Conta já com 140 espécies de abelhas selvagens identificadas. “Muitas vezes, depois do almoço, venho por aí fora com a rede para tentar apanhá-las. Não é bem um passatempo, é uma forma de estudo que depois vou aplicar noutras coisas”, explica o agora investigador no Centro de Conservação das Borboletas de Portugal (Tagis) e no 3C (Centro de Ecologia e Alterações Ambientais da Faculdade de Ciências da Universidade de Lisboa).

Embora o estudo de David Baldock, Thomas Wood e Jan Smit tenha contribuído para um maior conhecimento sobre estes animais em Portugal, Albano Soares refere que não há muito conhecimento, nem uma lista oficial sobre as abelhas em Lisboa.
Com o tempo, começou a perceber que esta é uma cidade “muito boa para as abelhas”. “Apesar de já ter identificado 140 espécies, não é uma hipótese descabida admitir que existam 200 espécies de abelhas selvagens em Lisboa.
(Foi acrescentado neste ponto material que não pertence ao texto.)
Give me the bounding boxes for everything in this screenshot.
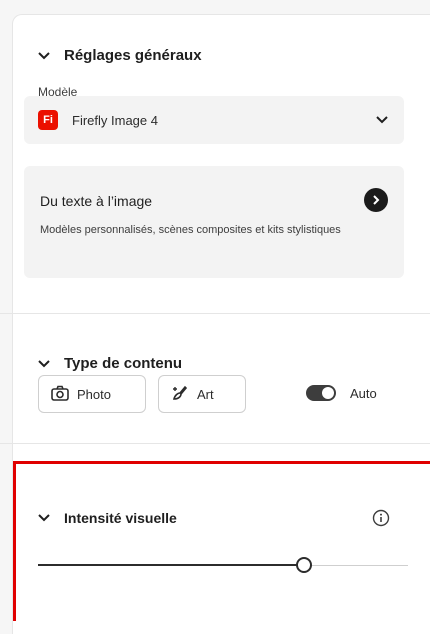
card-description: Modèles personnalisés, scènes composites… bbox=[40, 224, 341, 236]
art-label: Art bbox=[197, 386, 214, 402]
toggle-knob bbox=[322, 387, 334, 399]
slider-thumb[interactable] bbox=[296, 557, 313, 573]
chevron-down-icon bbox=[36, 510, 52, 526]
chevron-down-icon bbox=[374, 112, 390, 128]
text-to-image-card[interactable]: Du texte à l’image Modèles personnalisés… bbox=[24, 166, 404, 278]
art-button[interactable]: Art bbox=[158, 375, 246, 413]
model-name: Firefly Image 4 bbox=[72, 112, 158, 128]
paint-brush-icon bbox=[171, 384, 189, 405]
section-divider bbox=[0, 443, 430, 444]
card-title: Du texte à l’image bbox=[40, 193, 153, 209]
content-type-title: Type de contenu bbox=[64, 355, 183, 372]
visual-intensity-header[interactable]: Intensité visuelle bbox=[36, 510, 177, 526]
visual-intensity-title: Intensité visuelle bbox=[64, 510, 177, 526]
camera-icon bbox=[51, 385, 69, 404]
chevron-down-icon bbox=[36, 48, 52, 64]
info-icon[interactable] bbox=[372, 509, 390, 527]
auto-label: Auto bbox=[350, 385, 377, 401]
arrow-right-icon[interactable] bbox=[364, 188, 388, 212]
content-type-header[interactable]: Type de contenu bbox=[36, 355, 182, 372]
visual-intensity-slider[interactable] bbox=[38, 556, 408, 576]
photo-button[interactable]: Photo bbox=[38, 375, 146, 413]
highlight-box bbox=[13, 461, 430, 621]
general-settings-title: Réglages généraux bbox=[64, 47, 202, 64]
auto-toggle[interactable] bbox=[306, 385, 336, 401]
chevron-down-icon bbox=[36, 356, 52, 372]
model-dropdown[interactable]: Fi Firefly Image 4 bbox=[24, 96, 404, 144]
general-settings-header[interactable]: Réglages généraux bbox=[36, 47, 202, 64]
auto-toggle-group: Auto bbox=[306, 385, 377, 401]
slider-fill bbox=[38, 564, 305, 566]
photo-label: Photo bbox=[77, 386, 111, 402]
section-divider bbox=[0, 313, 430, 314]
firefly-logo-icon: Fi bbox=[38, 110, 58, 130]
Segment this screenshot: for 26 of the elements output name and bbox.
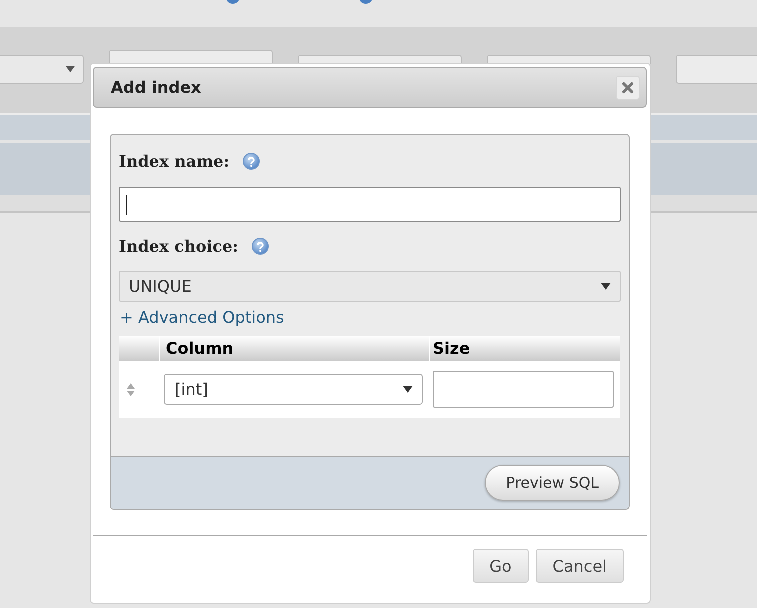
close-button[interactable] bbox=[616, 76, 640, 100]
cancel-button[interactable]: Cancel bbox=[536, 549, 624, 583]
close-icon bbox=[622, 82, 634, 94]
caret-down-icon bbox=[601, 283, 611, 290]
go-button[interactable]: Go bbox=[472, 549, 529, 583]
help-icon[interactable] bbox=[242, 152, 260, 170]
sort-handle-icon[interactable] bbox=[126, 382, 136, 398]
help-icon[interactable] bbox=[252, 238, 269, 254]
size-input[interactable] bbox=[433, 371, 614, 408]
index-choice-select[interactable]: UNIQUE bbox=[119, 271, 621, 302]
input-field[interactable] bbox=[676, 55, 757, 84]
column-header: Size bbox=[430, 336, 620, 361]
input-field[interactable] bbox=[109, 50, 273, 64]
index-choice-label: Index choice: bbox=[119, 236, 239, 256]
select-field[interactable] bbox=[0, 55, 84, 84]
preview-sql-button[interactable]: Preview SQL bbox=[485, 465, 620, 501]
column-header: Column bbox=[160, 336, 429, 361]
input-field[interactable] bbox=[119, 187, 621, 222]
caret-down-icon bbox=[66, 66, 75, 73]
advanced-options-link[interactable]: + Advanced Options bbox=[119, 308, 284, 326]
dialog-title: Add index bbox=[111, 78, 202, 97]
index-name-label: Index name: bbox=[119, 152, 230, 170]
text-cursor-icon bbox=[126, 194, 127, 214]
column-select[interactable]: [int] bbox=[164, 374, 423, 405]
table-header-blank bbox=[119, 336, 159, 361]
caret-down-icon bbox=[403, 386, 413, 393]
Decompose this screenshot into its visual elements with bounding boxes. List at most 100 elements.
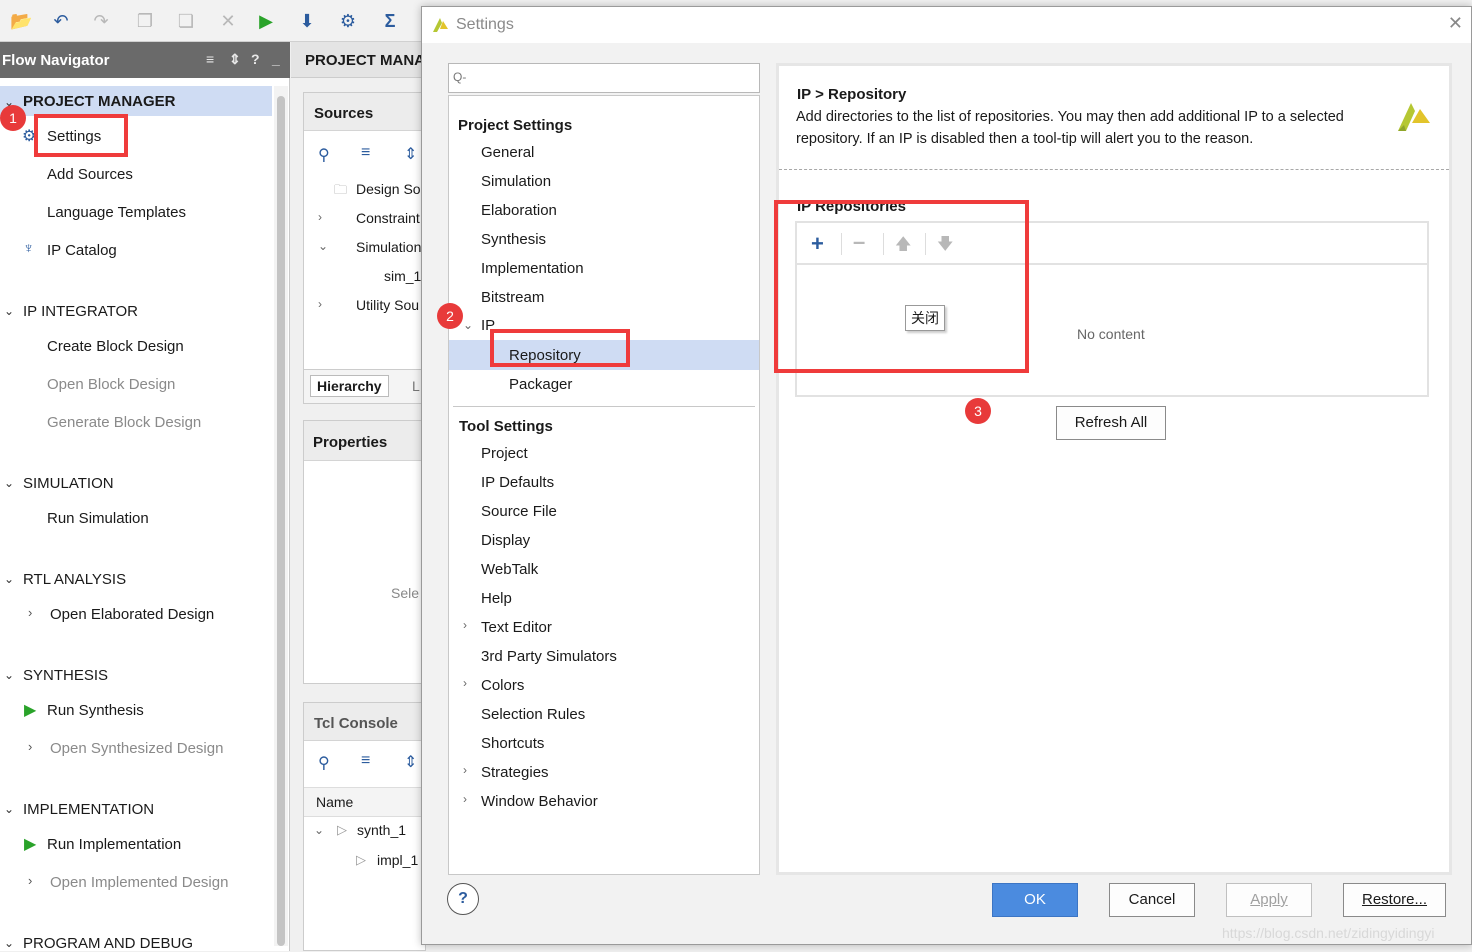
help-icon[interactable]: ?	[251, 51, 260, 67]
chevron-right-icon[interactable]: ›	[463, 618, 467, 632]
section-simulation[interactable]: SIMULATION	[23, 475, 114, 492]
chevron-down-icon[interactable]: ⌄	[4, 668, 14, 682]
ok-button[interactable]: OK	[992, 883, 1078, 917]
tree-item[interactable]: Constraint	[356, 210, 420, 226]
nav-generate-block-design[interactable]: Generate Block Design	[47, 414, 201, 431]
nav-run-implementation[interactable]: Run Implementation	[47, 836, 181, 853]
chevron-right-icon[interactable]: ›	[463, 676, 467, 690]
tree-simulation[interactable]: Simulation	[481, 173, 551, 190]
chevron-down-icon[interactable]: ⌄	[318, 239, 328, 253]
run-row[interactable]: synth_1	[357, 822, 406, 838]
nav-create-block-design[interactable]: Create Block Design	[47, 338, 184, 355]
collapse-all-icon[interactable]: ≡	[361, 144, 370, 162]
refresh-all-button[interactable]: Refresh All	[1056, 406, 1166, 440]
chevron-down-icon[interactable]: ⌄	[463, 318, 473, 332]
tree-packager[interactable]: Packager	[509, 376, 572, 393]
chevron-down-icon[interactable]: ⌄	[4, 936, 14, 950]
cancel-button[interactable]: Cancel	[1109, 883, 1195, 917]
redo-icon[interactable]: ↷	[90, 10, 112, 32]
tree-elaboration[interactable]: Elaboration	[481, 202, 557, 219]
chevron-down-icon[interactable]: ⌄	[4, 802, 14, 816]
tree-selection-rules[interactable]: Selection Rules	[481, 706, 585, 723]
nav-run-synthesis[interactable]: Run Synthesis	[47, 702, 144, 719]
collapse-all-icon[interactable]: ≡	[206, 51, 214, 67]
settings-icon[interactable]: ⚙	[337, 10, 359, 32]
chevron-right-icon[interactable]: ›	[28, 605, 32, 620]
chevron-right-icon[interactable]: ›	[318, 210, 322, 224]
search-icon[interactable]: ⚲	[318, 753, 330, 773]
tree-text-editor[interactable]: Text Editor	[481, 619, 552, 636]
chevron-down-icon[interactable]: ⌄	[314, 823, 324, 837]
tree-help[interactable]: Help	[481, 590, 512, 607]
expand-all-icon[interactable]: ⇕	[404, 752, 417, 772]
annotation-box-add	[774, 200, 1029, 373]
search-icon[interactable]: ⚲	[318, 145, 330, 165]
tree-shortcuts[interactable]: Shortcuts	[481, 735, 544, 752]
expand-all-icon[interactable]: ⇕	[404, 144, 417, 164]
tab-libraries[interactable]: L	[412, 378, 420, 394]
copy-icon[interactable]: ❐	[134, 10, 156, 32]
tree-ip-defaults[interactable]: IP Defaults	[481, 474, 554, 491]
nav-open-synthesized-design[interactable]: Open Synthesized Design	[50, 740, 223, 757]
chevron-down-icon[interactable]: ⌄	[4, 572, 14, 586]
section-program-debug[interactable]: PROGRAM AND DEBUG	[23, 935, 193, 952]
tree-item[interactable]: Utility Sou	[356, 297, 419, 313]
section-project-manager[interactable]: PROJECT MANAGER	[23, 93, 176, 110]
tree-general[interactable]: General	[481, 144, 534, 161]
paste-icon[interactable]: ❏	[175, 10, 197, 32]
minimize-icon[interactable]: _	[272, 51, 280, 67]
help-button[interactable]: ?	[447, 883, 479, 915]
tree-source-file[interactable]: Source File	[481, 503, 557, 520]
chevron-right-icon[interactable]: ›	[28, 739, 32, 754]
open-icon[interactable]: 📂	[10, 10, 32, 32]
tree-synthesis[interactable]: Synthesis	[481, 231, 546, 248]
run-icon[interactable]: ▶	[255, 10, 277, 32]
column-name[interactable]: Name	[316, 794, 353, 810]
annotation-box-settings	[34, 114, 128, 157]
tree-3rd-party-simulators[interactable]: 3rd Party Simulators	[481, 648, 617, 665]
expand-all-icon[interactable]: ⇕	[229, 51, 241, 68]
chevron-down-icon[interactable]: ⌄	[4, 304, 14, 318]
nav-ip-catalog[interactable]: IP Catalog	[47, 242, 117, 259]
nav-open-elaborated-design[interactable]: Open Elaborated Design	[50, 606, 214, 623]
chevron-right-icon[interactable]: ›	[318, 297, 322, 311]
section-synthesis[interactable]: SYNTHESIS	[23, 667, 108, 684]
tcl-console-title[interactable]: Tcl Console	[314, 715, 398, 732]
content-breadcrumb: IP > Repository	[797, 86, 907, 103]
tree-display[interactable]: Display	[481, 532, 530, 549]
tree-strategies[interactable]: Strategies	[481, 764, 549, 781]
section-rtl-analysis[interactable]: RTL ANALYSIS	[23, 571, 126, 588]
nav-open-block-design[interactable]: Open Block Design	[47, 376, 175, 393]
undo-icon[interactable]: ↶	[50, 10, 72, 32]
chevron-down-icon[interactable]: ⌄	[4, 476, 14, 490]
tree-colors[interactable]: Colors	[481, 677, 524, 694]
chevron-right-icon[interactable]: ›	[463, 792, 467, 806]
delete-icon[interactable]: ✕	[217, 10, 239, 32]
tree-item[interactable]: sim_1	[384, 268, 421, 284]
chevron-right-icon[interactable]: ›	[28, 873, 32, 888]
apply-button[interactable]: Apply	[1226, 883, 1312, 917]
nav-add-sources[interactable]: Add Sources	[47, 166, 133, 183]
restore-button[interactable]: Restore...	[1343, 883, 1446, 917]
tree-implementation[interactable]: Implementation	[481, 260, 584, 277]
program-icon[interactable]: ⬇	[296, 10, 318, 32]
settings-search-input[interactable]: Q-	[448, 63, 760, 93]
tree-item[interactable]: Simulation	[356, 239, 421, 255]
chevron-right-icon[interactable]: ›	[463, 763, 467, 777]
nav-open-implemented-design[interactable]: Open Implemented Design	[50, 874, 228, 891]
tree-project[interactable]: Project	[481, 445, 528, 462]
tab-hierarchy[interactable]: Hierarchy	[310, 375, 389, 397]
section-ip-integrator[interactable]: IP INTEGRATOR	[23, 303, 138, 320]
section-implementation[interactable]: IMPLEMENTATION	[23, 801, 154, 818]
tree-webtalk[interactable]: WebTalk	[481, 561, 538, 578]
run-row[interactable]: impl_1	[377, 852, 418, 868]
flow-navigator-scrollbar[interactable]	[274, 86, 288, 946]
nav-run-simulation[interactable]: Run Simulation	[47, 510, 149, 527]
collapse-all-icon[interactable]: ≡	[361, 752, 370, 770]
sigma-icon[interactable]: Σ	[379, 10, 401, 32]
tree-item[interactable]: Design So	[356, 181, 421, 197]
tree-bitstream[interactable]: Bitstream	[481, 289, 544, 306]
tree-window-behavior[interactable]: Window Behavior	[481, 793, 598, 810]
close-icon[interactable]: ✕	[1448, 13, 1463, 34]
nav-language-templates[interactable]: Language Templates	[47, 204, 186, 221]
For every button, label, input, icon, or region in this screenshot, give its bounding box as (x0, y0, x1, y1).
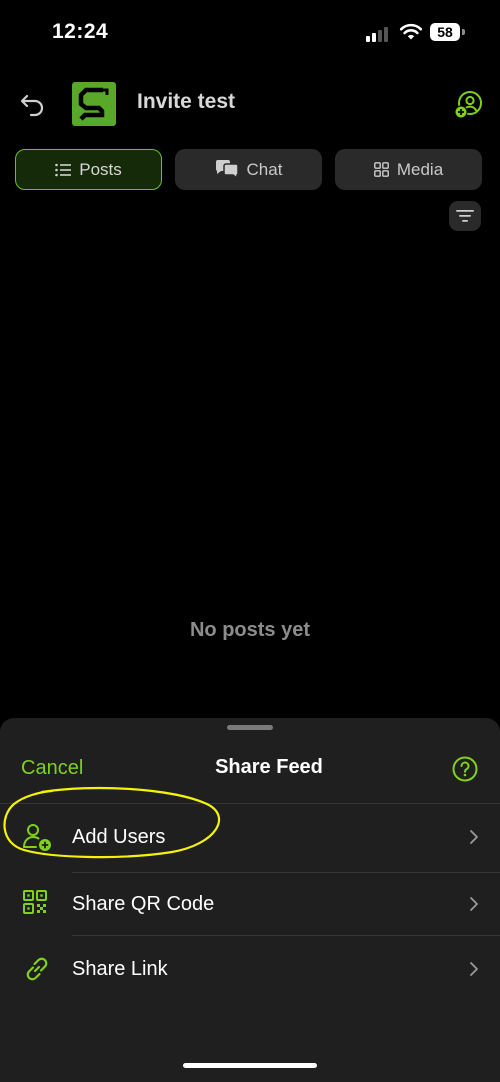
chevron-right-icon (470, 962, 478, 976)
battery-tip (462, 29, 465, 35)
list-item-label: Share QR Code (72, 893, 215, 915)
empty-state-text: No posts yet (189, 619, 311, 641)
add-member-icon[interactable] (453, 90, 483, 120)
home-indicator (183, 1063, 317, 1068)
battery-indicator: 58 (430, 23, 460, 41)
link-icon (26, 957, 48, 981)
status-time: 12:24 (52, 20, 109, 43)
tab-media[interactable]: Media (335, 149, 482, 190)
chevron-right-icon (470, 897, 478, 911)
back-arrow-icon[interactable] (18, 89, 48, 119)
app-logo-icon (72, 82, 116, 126)
filter-icon (456, 210, 474, 222)
filter-button[interactable] (449, 201, 481, 231)
qr-code-icon (23, 890, 47, 914)
chat-bubbles-icon (215, 159, 239, 179)
chevron-right-icon (470, 830, 478, 844)
highlight-annotation (3, 786, 220, 859)
tab-chat[interactable]: Chat (175, 149, 322, 190)
wifi-icon (399, 23, 423, 40)
feed-title: Invite test (137, 90, 236, 113)
cellular-signal-icon (366, 26, 392, 42)
list-item-share-link[interactable]: Share Link (0, 938, 500, 1000)
help-icon[interactable] (452, 756, 478, 782)
tab-media-label: Media (396, 159, 444, 179)
list-item-label: Share Link (72, 958, 168, 980)
row-divider (72, 935, 500, 936)
tab-chat-label: Chat (246, 159, 283, 179)
sheet-grabber[interactable] (227, 725, 273, 730)
grid-icon (373, 162, 389, 177)
list-item-share-qr-code[interactable]: Share QR Code (0, 873, 500, 935)
sheet-title: Share Feed (215, 756, 323, 778)
list-icon (55, 163, 72, 176)
tab-posts[interactable]: Posts (15, 149, 162, 190)
tab-posts-label: Posts (79, 159, 122, 179)
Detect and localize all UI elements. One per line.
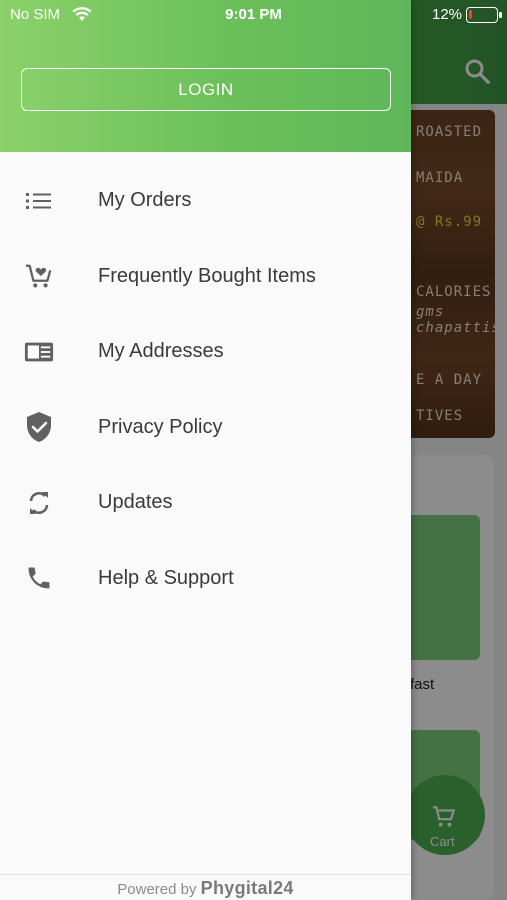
shield-check-icon: [24, 412, 54, 443]
menu-item-label: My Orders: [98, 189, 192, 212]
address-card-icon: [24, 337, 54, 367]
battery-percent: 12%: [432, 6, 463, 23]
battery-icon: [466, 7, 502, 23]
list-icon: [24, 186, 54, 216]
menu-item-label: Frequently Bought Items: [98, 264, 316, 287]
footer-divider: [0, 874, 411, 875]
menu-item-frequently-bought[interactable]: Frequently Bought Items: [0, 239, 411, 315]
status-bar: No SIM 9:01 PM 12%: [0, 0, 507, 30]
sync-icon: [24, 488, 54, 518]
powered-by-label: Powered by: [117, 881, 197, 898]
login-button[interactable]: LOGIN: [21, 68, 391, 111]
menu-item-updates[interactable]: Updates: [0, 465, 411, 541]
menu-item-privacy-policy[interactable]: Privacy Policy: [0, 390, 411, 466]
powered-by-footer: Powered by Phygital24: [0, 878, 411, 899]
phone-icon: [24, 563, 54, 593]
navigation-drawer: LOGIN My Orders Frequently Bought Items …: [0, 0, 411, 900]
drawer-menu: My Orders Frequently Bought Items My Add…: [0, 163, 411, 616]
menu-item-label: Help & Support: [98, 566, 234, 589]
clock: 9:01 PM: [225, 6, 282, 23]
battery-level: [469, 10, 472, 19]
menu-item-label: Updates: [98, 491, 173, 514]
menu-item-help-support[interactable]: Help & Support: [0, 541, 411, 617]
brand-name: Phygital24: [200, 878, 294, 898]
menu-item-label: Privacy Policy: [98, 415, 223, 438]
cart-heart-icon: [24, 261, 54, 291]
menu-item-my-addresses[interactable]: My Addresses: [0, 314, 411, 390]
menu-item-label: My Addresses: [98, 340, 224, 363]
menu-item-my-orders[interactable]: My Orders: [0, 163, 411, 239]
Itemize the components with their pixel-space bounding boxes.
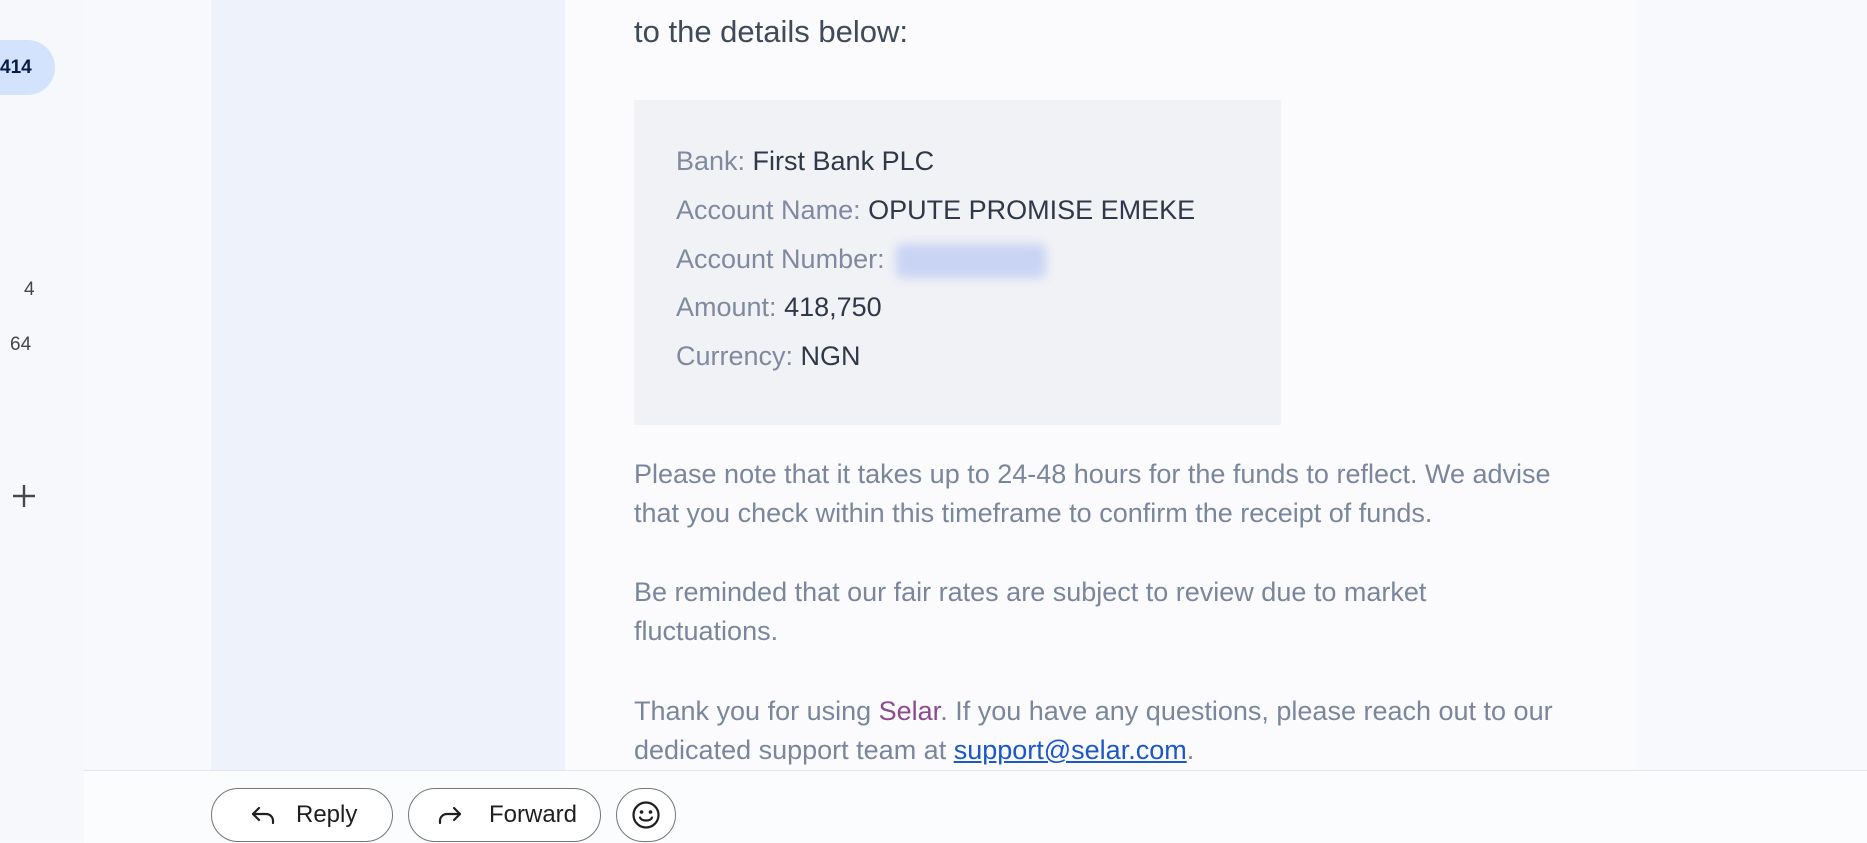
reply-icon xyxy=(251,806,275,825)
nav-item-count: 64 xyxy=(10,334,32,355)
support-email-link[interactable]: support@selar.com xyxy=(954,735,1187,765)
detail-row-currency: Currency: NGN xyxy=(676,341,861,372)
forward-label: Forward xyxy=(489,801,578,828)
nav-item-count: 4 xyxy=(24,279,35,300)
reply-label: Reply xyxy=(296,801,358,828)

Podemos ser a cidade com mais espécies de abelhas na Europa”.
Esta diversidade deve-se a vários fatores. “A cidade tem muitos espaços e corredores verdes. Depois, temos uma posição geográfica muito interessante, perto da bacia do Mediterrâneo, o clima é fantástico, os solos são bons, existe uma grande variedade de abelhas. Lisboa tem tudo para ter imensas abelhas”.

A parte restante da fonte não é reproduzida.